Дефект межжелудочковой перегородки
Наименование: Дефект межжелудочковой перегородки
Дефект межжелудочковой перегородки
Дефект межжелудочковой перегородки (ДМЖП)— присутствие сообщения между правыми и левыми камерами сердца. ДМЖП может рассматриваться как:- Самостоятельная патология врождённого генеза и относиться к группе врождённых пороков сердца (ВПС).

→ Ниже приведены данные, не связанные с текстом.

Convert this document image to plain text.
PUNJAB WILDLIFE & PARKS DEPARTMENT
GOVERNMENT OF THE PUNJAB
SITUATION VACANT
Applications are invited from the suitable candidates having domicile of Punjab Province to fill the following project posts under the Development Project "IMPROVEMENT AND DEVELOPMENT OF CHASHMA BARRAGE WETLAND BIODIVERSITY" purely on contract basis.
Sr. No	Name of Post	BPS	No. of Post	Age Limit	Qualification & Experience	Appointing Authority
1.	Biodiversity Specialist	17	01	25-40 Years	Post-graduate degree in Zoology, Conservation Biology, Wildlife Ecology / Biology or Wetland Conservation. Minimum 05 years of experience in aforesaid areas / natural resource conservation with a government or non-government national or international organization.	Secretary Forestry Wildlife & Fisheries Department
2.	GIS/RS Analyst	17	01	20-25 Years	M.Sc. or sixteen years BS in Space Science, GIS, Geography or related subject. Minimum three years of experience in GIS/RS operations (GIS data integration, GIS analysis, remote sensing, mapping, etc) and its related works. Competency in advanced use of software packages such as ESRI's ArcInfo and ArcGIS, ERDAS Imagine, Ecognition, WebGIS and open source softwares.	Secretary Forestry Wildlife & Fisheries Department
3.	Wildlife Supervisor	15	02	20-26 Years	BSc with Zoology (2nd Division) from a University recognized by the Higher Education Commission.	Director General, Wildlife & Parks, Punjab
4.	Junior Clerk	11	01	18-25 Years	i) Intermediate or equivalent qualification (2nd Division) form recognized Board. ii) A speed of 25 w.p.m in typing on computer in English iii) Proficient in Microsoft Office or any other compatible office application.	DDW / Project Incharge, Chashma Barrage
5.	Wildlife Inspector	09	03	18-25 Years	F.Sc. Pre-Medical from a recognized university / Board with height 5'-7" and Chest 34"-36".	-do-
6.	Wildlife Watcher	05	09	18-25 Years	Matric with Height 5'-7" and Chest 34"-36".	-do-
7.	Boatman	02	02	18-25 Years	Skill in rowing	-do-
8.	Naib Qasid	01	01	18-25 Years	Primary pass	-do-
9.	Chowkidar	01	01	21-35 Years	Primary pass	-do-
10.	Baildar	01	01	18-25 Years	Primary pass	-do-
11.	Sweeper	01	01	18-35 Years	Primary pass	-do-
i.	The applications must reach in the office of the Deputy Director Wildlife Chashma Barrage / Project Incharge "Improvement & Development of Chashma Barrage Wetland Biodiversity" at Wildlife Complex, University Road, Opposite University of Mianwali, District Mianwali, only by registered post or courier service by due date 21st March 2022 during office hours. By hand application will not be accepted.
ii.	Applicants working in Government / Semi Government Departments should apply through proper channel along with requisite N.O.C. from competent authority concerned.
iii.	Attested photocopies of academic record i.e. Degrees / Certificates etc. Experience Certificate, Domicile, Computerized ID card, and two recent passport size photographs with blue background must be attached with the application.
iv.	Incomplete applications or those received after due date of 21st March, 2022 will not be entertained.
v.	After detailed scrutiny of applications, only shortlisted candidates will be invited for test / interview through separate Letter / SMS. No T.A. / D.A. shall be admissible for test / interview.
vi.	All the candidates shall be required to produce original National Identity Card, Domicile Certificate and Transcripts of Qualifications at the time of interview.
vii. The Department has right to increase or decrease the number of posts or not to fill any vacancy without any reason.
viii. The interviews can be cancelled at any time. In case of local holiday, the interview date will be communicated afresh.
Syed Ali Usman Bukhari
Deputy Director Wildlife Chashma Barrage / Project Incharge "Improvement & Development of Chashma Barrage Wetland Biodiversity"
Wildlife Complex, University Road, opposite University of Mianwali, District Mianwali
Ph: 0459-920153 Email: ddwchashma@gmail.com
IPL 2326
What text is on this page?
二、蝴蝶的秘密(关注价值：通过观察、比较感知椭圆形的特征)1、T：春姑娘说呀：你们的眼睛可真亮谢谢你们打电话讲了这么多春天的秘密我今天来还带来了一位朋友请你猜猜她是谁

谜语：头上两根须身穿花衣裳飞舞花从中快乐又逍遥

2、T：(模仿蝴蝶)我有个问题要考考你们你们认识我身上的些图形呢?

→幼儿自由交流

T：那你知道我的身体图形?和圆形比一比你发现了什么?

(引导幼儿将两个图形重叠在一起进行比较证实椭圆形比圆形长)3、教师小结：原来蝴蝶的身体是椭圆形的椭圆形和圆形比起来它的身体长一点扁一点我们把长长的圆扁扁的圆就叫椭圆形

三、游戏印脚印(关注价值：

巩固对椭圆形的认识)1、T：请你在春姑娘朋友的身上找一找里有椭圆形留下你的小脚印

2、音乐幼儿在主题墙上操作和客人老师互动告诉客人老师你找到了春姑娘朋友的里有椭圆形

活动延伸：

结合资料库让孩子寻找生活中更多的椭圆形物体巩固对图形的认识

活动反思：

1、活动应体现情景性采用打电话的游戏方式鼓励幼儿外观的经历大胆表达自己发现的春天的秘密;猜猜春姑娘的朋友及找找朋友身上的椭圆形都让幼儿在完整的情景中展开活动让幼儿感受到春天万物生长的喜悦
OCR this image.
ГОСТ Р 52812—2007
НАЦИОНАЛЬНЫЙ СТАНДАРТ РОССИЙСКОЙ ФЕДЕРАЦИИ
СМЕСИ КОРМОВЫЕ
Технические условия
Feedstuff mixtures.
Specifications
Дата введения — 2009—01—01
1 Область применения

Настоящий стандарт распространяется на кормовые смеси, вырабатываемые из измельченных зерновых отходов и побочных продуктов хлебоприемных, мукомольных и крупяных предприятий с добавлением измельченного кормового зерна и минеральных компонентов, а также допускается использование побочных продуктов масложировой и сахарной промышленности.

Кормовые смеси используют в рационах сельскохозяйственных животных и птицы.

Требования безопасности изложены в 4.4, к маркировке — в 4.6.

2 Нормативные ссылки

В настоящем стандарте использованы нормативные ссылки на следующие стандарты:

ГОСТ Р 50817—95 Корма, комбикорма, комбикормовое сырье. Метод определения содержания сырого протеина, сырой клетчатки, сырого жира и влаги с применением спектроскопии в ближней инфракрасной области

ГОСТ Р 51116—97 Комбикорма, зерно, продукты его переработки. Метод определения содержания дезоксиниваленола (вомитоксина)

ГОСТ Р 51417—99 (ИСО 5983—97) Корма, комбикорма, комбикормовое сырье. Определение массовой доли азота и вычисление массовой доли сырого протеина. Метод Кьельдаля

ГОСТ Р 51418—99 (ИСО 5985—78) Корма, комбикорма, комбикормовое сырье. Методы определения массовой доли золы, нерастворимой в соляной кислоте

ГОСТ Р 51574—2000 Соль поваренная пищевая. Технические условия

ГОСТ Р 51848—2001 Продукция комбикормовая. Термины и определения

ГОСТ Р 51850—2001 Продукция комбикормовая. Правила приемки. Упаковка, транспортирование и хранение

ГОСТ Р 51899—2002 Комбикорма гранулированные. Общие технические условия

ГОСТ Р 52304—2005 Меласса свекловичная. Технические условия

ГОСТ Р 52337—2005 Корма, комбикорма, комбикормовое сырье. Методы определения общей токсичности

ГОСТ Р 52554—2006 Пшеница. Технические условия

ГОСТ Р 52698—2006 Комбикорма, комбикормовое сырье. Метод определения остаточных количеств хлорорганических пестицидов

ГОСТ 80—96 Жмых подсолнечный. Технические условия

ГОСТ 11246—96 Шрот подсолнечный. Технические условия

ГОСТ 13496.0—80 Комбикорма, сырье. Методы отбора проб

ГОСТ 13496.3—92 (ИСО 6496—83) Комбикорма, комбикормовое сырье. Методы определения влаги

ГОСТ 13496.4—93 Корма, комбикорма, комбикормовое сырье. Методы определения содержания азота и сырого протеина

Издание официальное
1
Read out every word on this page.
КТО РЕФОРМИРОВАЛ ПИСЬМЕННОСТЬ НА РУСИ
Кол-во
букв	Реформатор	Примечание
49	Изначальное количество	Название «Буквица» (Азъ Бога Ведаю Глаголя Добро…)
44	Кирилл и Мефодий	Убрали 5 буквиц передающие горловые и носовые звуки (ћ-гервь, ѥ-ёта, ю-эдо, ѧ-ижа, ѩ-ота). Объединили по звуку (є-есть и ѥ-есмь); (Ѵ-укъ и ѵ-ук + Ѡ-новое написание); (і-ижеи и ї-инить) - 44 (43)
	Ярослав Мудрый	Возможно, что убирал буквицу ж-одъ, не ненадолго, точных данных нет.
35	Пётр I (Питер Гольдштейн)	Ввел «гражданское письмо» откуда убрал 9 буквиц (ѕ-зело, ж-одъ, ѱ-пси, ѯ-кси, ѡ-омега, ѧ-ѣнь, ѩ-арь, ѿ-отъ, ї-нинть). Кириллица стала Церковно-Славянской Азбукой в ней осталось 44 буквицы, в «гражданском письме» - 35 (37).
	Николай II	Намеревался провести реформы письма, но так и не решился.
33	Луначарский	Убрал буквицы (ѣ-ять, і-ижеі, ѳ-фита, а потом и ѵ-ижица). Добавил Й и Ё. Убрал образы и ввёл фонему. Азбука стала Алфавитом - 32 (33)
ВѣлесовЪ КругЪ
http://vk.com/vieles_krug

- Составная часть комбинированного ВПС (тетрада Фалло, транспозиция магистральных сосудов, общий артериальный ствол, атрезия трёхстворчатого клапана и др.).
- Осложнение ИМ.
- 9—30% всех ВПС
- Распространённость ДМЖП - 1,5:1 000 живорождённых малышей
- Как осложнение ИМ — 1—3% случаев. Этиология
- Врождённый характер (см. Тетрада Фалло)
- Приобретённый характер — следствие ИМ. Генетические аспекты. Многофакторная этиология. Имеются данные об аутосомно-доминантном и рецессивном наследовании.
- В зависимости от анатомического расположения ДМЖП выделяют повреждения перимембранозные, подартериальные отточные и мышечные.
- Перимембранозные повреждения — повреждения соединительнотканной части межжелудочковой перегородки — наблюдают наиболее часто.
- Подартериальные отточные повреждения располагаются в выходной части перегородки, которая практически отсутствует и представлена фиброзными кольцами, створками клапанов аорты и лёгочной артерии.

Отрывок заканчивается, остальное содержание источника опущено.